Y contesta la mujer del preguntón:

—Los cabestros.

—¡Cabestros! ¡Y son de libras!

—¡Y cada cuerno como una lanza!

—¡Anda, que buenas ganas de escabeche tendrá el que los meta mano!

—¡Cirilo, no seas lila, no te metas, mira que tienes hijos, y ya sabes lo que sucedió al Colorín el año pasado!

—¡Ya llegan! ¡Ya llegan!

—Vamos a esperarles a la cerca, para pegarles un palo al pasar.

Y un mozo que viene pasadito de canguelo, dice:

—No vayas; que a Luquillas, de oír soplar a uno le ha dao un accidente.

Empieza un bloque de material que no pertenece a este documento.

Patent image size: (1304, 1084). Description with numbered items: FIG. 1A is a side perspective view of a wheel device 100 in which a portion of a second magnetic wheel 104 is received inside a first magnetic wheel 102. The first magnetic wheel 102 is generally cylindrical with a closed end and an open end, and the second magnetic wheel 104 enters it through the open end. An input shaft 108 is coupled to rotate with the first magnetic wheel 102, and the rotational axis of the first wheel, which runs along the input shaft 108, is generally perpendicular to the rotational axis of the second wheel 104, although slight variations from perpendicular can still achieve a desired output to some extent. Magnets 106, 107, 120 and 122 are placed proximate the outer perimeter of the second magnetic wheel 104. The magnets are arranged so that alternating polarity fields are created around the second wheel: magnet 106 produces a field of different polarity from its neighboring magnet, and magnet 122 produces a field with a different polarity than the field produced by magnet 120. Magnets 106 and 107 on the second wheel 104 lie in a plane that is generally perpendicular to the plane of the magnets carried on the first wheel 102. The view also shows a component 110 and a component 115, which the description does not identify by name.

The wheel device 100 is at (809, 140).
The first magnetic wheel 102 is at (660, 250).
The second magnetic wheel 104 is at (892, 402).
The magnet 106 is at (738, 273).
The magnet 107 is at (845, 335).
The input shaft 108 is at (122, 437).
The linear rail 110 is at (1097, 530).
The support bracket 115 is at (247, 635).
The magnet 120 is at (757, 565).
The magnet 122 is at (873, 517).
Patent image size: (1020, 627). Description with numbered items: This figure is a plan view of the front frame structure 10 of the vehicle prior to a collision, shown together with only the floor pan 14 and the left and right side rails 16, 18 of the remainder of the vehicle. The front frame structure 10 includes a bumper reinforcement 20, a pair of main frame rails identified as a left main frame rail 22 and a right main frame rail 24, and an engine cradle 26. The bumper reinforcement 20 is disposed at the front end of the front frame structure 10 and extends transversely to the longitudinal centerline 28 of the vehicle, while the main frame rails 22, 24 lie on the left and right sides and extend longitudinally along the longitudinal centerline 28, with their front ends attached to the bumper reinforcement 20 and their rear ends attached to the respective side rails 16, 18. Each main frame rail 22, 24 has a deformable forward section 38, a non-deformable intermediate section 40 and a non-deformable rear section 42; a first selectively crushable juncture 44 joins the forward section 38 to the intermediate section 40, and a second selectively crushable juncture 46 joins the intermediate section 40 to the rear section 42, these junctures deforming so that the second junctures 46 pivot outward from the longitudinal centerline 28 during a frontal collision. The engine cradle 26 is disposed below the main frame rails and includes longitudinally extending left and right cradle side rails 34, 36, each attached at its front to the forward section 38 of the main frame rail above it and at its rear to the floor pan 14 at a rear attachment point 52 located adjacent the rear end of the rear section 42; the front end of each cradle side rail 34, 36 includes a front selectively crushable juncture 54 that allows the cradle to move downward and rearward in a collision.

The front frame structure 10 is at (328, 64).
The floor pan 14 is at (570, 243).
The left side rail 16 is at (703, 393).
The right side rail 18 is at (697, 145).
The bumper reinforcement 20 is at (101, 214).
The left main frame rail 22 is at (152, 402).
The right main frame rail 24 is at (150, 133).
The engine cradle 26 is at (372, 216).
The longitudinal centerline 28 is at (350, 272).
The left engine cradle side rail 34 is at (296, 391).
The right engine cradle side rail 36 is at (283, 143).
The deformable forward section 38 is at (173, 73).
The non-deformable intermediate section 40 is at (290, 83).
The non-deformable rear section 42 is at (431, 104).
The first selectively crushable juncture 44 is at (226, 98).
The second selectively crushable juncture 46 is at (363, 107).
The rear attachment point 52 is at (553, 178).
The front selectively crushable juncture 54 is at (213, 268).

El encierro avanza, cencerrea fuerte, llega, y la cerca queda más limpia que una bandeja de plata. Cirilo y otros tres o cuatro matones que salían a encararse con las fieras, vuelven talones al saber que un toro tremendo se ha escapado y anda por los alrededores del pueblo, discurriendo a sus anchas si debe o no debe entrar en el chiquero.

El vecindario está en vela hasta que se cunde que el cornúpeto optó por la reclusión, no sin haber revolcado para hacer boca al tío Chufas, o sea al santón de la villa.

En honor a la Virgen, la plaza de la Constitución se ha arreglado este año, que da gozo verla convertida en redondel, para la lidia; cualquiera diría que estamos en la Mezquita de la Puerta de Alcalá. Hay quien murmura que las tablas que sirven de barrera son muy endebles, pero los mozos nada temen porque con sus cuerpos son capaces de hacer frente al toro más bravío.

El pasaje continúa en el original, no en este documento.